Per your suggestion to overide the host header, when I try that I get:

Error: parsing caddyfile tokens for 'reverse_proxy': Caddyfile:3 - Error during parsing: due to parsing difficulties, placeholders are not allowed when an upstream address contains a scheme, import chain: ['']

No, this is saying that the connection from Caddy to your upstream app was refused. Are you sure that’s the right IP address? (it’s obvious you obfuscated it, 999 is not a valid number in an IPv4 address), are you sure your firewall isn’t blocking the connection, etc?

What exactly did you write in your Caddyfile? That’s a specific config error.

1 Like

thanks, I will look to see why the upstream refused the connection, there is no firewall or authentication in play, the incoming url requests a static document, which is served by the upstream.

Could it relate to the host header issue? the Caddyfile that gave the Error: parsing caddyfile tokens etc follows:

serve.example.com {
	tls /etc/ssl/certificate.pem /etc/ssl/key.pem
	reverse_proxy https://data1.example.com{
	header_up Host {upstream_hostport}
}
}

You must use a space before {, otherwise Caddy thinks it’s part of your upstream address. That’s why you get that error.

1 Like

Thanks for all your help guys, the syntax correction re space before { has corrected the caddyfile, however the upstream is still refusing connection.

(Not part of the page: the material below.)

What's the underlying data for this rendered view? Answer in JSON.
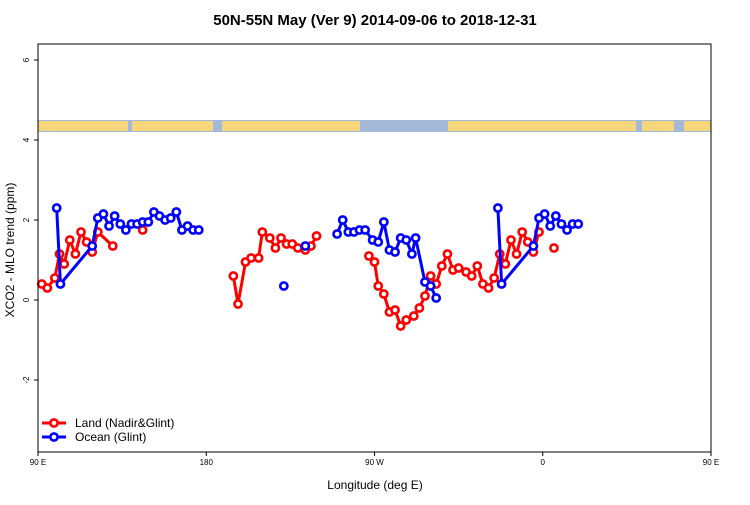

We can now reverse proxy using apache in the same environment, so it is not some inherent problem with the upstream box. It was Matt’s advice about reconfiguring the SSL certs that got apache going, so a big thank you for that.

I’m impressed with Caddy’s apparent simplicity and brevity compared to the alternatives and I would love to make this work, however I’ve now run out of time, and will have to park this project for a while. When I can come back to it I will raise any issues as new topics, thanks again.

1 Like

Same IP, same port, from the same machine? That doesn’t make sense if so. There’s nothing different about how Caddy makes requests upstream vs any other HTTP client on the same machine.